Dal 2010 è in carcere, dove a fine gennaio è stato raggiunto da una ulteriore misura di custodia cautelare con l’accusa di continuare a guidare il clan da dietro le sbarre.
Pecorelli, oggi 46enne, tra il 2021 e il 2022, si vide trattenere dal magistrato di sorveglianza di Viterbo – come si legge nelle motivazioni della sentenza della suprema corte, pubblicate il 12 febbraio -“missive con cui aggiornava il destinatario dell’attuale assetto organizzativo del clan Lo Russo”, presso il carcere Nicandro Izzo in località Mammagialla,
Gli ermellini, nello specifico, hanno bocciato il ricorso contro l’ordinanza con cui, lo scorso 1 ottobre, il tribunale di sorveglianza di Milano ha respinto il reclamo di Pecorelli avverso l’ordinanza con cui il magistrato di sorveglianza di Milano, dove sta scontando l’ergastolo per gravi fatti di sangue nel carcere di Opera, aveva a sua volta rigettato la domanda di concessione di un permesso premio.
La difesa ha insistito su un presunto smantellamento del clan Lo Russo, sulla collaborazione processuale di Pecorelli in vari procedimenti nonché sulla manifestazione di dissociazione dall’associazione di riferimento resa con missive alla procura antimafia e nel corso di un recente processo.
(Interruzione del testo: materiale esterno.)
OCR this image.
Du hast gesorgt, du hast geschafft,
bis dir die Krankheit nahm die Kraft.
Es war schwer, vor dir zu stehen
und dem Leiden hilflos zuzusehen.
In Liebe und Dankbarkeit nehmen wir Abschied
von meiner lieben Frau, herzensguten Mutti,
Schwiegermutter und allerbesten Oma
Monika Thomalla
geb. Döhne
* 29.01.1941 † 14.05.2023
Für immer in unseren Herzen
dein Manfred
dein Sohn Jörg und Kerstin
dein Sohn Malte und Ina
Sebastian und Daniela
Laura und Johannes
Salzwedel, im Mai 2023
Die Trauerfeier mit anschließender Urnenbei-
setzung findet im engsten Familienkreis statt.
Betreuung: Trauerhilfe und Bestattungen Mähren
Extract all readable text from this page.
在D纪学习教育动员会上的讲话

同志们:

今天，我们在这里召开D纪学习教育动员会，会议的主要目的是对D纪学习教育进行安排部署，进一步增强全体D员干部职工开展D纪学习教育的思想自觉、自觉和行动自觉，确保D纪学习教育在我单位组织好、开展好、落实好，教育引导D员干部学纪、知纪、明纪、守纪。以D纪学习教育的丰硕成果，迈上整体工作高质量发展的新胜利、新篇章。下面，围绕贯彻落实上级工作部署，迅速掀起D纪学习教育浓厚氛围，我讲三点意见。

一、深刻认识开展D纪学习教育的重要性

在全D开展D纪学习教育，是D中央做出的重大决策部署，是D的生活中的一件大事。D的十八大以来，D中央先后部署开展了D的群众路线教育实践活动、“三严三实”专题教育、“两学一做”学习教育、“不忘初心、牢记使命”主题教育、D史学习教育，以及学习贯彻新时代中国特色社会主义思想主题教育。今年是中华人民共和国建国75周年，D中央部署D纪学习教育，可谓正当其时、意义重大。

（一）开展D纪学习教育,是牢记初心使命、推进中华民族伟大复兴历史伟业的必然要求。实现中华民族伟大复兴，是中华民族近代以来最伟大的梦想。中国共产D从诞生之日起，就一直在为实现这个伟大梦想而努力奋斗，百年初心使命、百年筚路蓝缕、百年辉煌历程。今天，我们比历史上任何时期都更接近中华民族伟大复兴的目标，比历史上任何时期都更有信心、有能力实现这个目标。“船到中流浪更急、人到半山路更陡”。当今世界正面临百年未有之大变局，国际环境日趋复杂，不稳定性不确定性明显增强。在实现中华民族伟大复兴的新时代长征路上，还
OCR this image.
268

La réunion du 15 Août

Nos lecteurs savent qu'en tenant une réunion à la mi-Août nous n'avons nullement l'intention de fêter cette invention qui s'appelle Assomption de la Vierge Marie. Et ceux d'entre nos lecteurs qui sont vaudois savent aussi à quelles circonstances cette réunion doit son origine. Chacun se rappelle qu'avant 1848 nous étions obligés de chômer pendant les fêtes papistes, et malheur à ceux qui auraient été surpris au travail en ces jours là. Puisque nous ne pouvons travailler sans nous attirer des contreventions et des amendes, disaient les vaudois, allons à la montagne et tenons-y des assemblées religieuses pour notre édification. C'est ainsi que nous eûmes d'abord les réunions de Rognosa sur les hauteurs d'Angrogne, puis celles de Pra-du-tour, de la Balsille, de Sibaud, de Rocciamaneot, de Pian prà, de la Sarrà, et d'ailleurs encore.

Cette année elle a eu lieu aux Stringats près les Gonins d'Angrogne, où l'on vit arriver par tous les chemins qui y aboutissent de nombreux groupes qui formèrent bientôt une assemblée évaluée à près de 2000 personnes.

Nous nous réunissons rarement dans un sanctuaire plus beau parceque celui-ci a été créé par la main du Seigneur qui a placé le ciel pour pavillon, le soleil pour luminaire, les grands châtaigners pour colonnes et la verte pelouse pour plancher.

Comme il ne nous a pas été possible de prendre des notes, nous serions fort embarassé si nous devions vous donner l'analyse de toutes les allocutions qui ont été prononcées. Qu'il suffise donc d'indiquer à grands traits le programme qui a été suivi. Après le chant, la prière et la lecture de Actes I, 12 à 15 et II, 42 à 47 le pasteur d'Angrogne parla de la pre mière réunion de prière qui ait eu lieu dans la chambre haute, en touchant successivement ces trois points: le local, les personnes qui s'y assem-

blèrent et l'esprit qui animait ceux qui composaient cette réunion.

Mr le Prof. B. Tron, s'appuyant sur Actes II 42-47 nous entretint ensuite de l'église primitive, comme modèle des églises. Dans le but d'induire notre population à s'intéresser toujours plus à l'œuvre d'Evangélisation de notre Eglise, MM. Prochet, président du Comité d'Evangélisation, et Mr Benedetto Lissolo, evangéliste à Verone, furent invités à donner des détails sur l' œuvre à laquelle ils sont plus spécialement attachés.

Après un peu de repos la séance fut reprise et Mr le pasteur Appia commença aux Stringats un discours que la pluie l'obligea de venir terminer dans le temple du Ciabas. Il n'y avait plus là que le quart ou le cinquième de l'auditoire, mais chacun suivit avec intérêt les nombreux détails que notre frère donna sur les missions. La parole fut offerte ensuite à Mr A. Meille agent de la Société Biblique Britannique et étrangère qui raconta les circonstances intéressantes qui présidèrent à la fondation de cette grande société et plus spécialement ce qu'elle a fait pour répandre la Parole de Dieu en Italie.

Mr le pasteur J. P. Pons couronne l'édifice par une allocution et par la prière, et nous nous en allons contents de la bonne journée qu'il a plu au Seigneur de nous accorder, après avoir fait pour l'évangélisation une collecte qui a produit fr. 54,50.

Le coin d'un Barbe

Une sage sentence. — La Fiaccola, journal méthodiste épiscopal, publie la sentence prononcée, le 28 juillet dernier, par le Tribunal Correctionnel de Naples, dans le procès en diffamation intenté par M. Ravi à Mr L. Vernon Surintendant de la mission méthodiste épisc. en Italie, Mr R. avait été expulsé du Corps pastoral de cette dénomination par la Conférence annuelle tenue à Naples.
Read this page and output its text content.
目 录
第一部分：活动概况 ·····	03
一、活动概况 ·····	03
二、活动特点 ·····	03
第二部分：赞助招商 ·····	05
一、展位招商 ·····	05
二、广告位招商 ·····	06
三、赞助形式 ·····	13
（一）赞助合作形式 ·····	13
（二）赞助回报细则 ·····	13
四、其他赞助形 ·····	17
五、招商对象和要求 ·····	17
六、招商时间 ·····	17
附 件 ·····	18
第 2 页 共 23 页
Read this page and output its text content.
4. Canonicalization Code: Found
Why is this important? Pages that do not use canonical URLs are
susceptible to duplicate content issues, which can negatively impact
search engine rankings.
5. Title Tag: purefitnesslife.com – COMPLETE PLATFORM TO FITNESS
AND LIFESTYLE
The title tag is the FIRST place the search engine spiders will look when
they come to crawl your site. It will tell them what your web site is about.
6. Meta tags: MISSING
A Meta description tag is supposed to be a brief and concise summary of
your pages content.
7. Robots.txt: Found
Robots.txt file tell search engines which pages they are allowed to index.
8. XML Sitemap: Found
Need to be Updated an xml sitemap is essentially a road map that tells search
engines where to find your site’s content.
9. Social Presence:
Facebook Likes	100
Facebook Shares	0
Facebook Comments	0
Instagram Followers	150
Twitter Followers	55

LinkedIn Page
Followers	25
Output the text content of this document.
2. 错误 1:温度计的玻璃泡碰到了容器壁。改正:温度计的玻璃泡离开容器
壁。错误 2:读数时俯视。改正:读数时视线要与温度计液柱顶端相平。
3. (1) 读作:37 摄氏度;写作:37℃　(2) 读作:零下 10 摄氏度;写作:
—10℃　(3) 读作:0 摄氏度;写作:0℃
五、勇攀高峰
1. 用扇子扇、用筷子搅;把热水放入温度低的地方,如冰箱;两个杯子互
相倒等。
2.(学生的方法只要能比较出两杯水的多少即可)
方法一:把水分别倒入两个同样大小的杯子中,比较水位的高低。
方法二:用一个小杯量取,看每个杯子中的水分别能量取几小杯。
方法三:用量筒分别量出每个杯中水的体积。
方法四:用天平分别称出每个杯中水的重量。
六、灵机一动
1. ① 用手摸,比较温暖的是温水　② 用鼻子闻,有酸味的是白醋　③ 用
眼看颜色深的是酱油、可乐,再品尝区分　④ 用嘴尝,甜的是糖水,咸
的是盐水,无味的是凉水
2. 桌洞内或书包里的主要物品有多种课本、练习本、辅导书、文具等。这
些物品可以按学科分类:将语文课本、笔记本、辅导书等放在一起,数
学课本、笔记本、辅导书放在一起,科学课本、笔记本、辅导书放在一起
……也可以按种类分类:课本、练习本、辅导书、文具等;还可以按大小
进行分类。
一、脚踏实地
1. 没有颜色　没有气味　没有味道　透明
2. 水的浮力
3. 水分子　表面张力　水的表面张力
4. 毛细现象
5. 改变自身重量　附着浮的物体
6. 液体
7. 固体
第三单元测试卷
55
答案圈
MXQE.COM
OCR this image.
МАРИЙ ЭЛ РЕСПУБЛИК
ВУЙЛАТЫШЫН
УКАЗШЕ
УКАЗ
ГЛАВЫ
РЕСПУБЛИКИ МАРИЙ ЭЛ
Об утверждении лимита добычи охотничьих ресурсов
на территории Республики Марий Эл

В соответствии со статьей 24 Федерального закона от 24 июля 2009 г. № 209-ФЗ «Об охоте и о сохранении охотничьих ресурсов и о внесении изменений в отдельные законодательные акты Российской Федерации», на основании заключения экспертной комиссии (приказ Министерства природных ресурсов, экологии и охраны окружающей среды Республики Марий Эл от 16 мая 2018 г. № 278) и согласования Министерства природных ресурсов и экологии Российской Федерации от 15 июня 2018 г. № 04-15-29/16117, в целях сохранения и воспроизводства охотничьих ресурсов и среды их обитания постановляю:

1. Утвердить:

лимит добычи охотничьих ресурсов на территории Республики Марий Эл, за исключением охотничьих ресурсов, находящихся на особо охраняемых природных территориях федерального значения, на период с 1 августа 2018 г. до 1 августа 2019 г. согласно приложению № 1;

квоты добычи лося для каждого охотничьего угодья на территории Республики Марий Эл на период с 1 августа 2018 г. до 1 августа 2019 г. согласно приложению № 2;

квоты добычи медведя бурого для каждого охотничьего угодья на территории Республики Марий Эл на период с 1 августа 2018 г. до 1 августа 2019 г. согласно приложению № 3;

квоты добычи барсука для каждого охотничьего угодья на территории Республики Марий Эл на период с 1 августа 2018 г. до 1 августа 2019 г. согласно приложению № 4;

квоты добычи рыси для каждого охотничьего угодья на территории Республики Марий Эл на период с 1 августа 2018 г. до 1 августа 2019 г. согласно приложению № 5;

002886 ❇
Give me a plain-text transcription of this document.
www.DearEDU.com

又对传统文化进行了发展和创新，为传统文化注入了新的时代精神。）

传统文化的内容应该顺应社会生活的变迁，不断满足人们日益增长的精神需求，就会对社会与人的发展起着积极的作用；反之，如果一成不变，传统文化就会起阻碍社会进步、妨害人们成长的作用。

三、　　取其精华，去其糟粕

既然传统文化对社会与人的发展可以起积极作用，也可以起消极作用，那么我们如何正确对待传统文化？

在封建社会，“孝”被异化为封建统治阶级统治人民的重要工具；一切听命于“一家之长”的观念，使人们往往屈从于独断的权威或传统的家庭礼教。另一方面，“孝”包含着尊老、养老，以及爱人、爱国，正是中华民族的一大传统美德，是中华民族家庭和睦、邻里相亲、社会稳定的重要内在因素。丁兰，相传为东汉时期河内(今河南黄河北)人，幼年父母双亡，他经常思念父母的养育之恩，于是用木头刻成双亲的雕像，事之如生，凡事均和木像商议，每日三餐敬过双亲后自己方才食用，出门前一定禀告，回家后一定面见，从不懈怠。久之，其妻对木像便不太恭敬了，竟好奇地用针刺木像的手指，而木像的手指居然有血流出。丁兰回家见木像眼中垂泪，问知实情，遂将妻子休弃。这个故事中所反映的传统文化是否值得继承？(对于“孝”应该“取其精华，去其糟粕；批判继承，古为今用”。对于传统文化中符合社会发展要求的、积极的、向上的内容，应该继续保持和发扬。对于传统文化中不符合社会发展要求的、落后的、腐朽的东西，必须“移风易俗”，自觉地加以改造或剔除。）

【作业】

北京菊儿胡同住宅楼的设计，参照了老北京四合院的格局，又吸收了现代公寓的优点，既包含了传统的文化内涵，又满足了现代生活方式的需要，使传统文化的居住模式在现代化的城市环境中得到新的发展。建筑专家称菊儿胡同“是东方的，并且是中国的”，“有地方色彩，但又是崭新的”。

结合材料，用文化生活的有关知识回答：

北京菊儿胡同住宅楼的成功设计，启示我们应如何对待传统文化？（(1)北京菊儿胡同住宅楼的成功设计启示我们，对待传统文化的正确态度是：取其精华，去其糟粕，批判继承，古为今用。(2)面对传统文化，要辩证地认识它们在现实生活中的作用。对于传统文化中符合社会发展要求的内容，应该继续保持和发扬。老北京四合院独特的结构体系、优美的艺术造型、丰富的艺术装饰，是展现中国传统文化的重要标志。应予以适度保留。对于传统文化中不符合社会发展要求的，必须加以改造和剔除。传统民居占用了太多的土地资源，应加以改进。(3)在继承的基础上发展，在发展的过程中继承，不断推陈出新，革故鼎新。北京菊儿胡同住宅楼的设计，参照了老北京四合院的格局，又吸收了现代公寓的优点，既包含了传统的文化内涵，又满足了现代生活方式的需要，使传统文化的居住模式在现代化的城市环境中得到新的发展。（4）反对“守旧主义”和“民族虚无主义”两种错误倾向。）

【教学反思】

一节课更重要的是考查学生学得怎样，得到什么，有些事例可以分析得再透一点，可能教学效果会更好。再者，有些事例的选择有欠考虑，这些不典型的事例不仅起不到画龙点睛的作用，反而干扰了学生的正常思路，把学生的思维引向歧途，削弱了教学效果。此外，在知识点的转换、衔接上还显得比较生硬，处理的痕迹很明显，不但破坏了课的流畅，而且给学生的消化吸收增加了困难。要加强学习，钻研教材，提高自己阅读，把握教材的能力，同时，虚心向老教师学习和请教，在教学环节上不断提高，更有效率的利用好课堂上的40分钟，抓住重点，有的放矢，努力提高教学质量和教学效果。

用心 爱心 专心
Evidenziando la partecipazione del detenuto alle attività trattamentali e in particolare ad una serie di corsi scolastici, nonché le dichiarazioni di perdono nei confronti dei familiari delle vittime rese nei processi a suo carico.
Nelle motivazioni della cassazione viene sottolineato come, secondo le conclusioni del magistrato e del tribunale di sorveglianza, sia attualmente operativo il clan Lo Russo, che, “da quanto evidenziato dalla nota della Dda, sulla base di una serie di recenti sentenze di condanna, non risulta smantellato, ma confluito nell’Alleanza di Secondigliano”.
Viene inoltre sottolineato, con particolare riguardo alla posizione di Oscar Pecorelli, come la Dda abbia ricordato “il ruolo di dirigente e organizzatore dell’associazione mafiosa e altresì di partecipe al gruppo di fuoco, rivestito dallo stesso, il quale commetteva molti omicidi anche nell’interesse del clan Amato-Pagano, alla luce della mutua assistenza esistente tra lo stesso e il clan Lo Russo”, attualmente operativo nei comuni di Melito e Mugnano di Napoli e nei quartieri di Secondigliano e Scampia.
Non ultimo, “la tendenza alla prevaricazione e all’insubordinazione del condannato pone seri interrogativi sulle manifestazioni esteriori che tendono ad accreditarne la piena adesione al trattamento e la già avvenuta conversione ai valori della legalità”.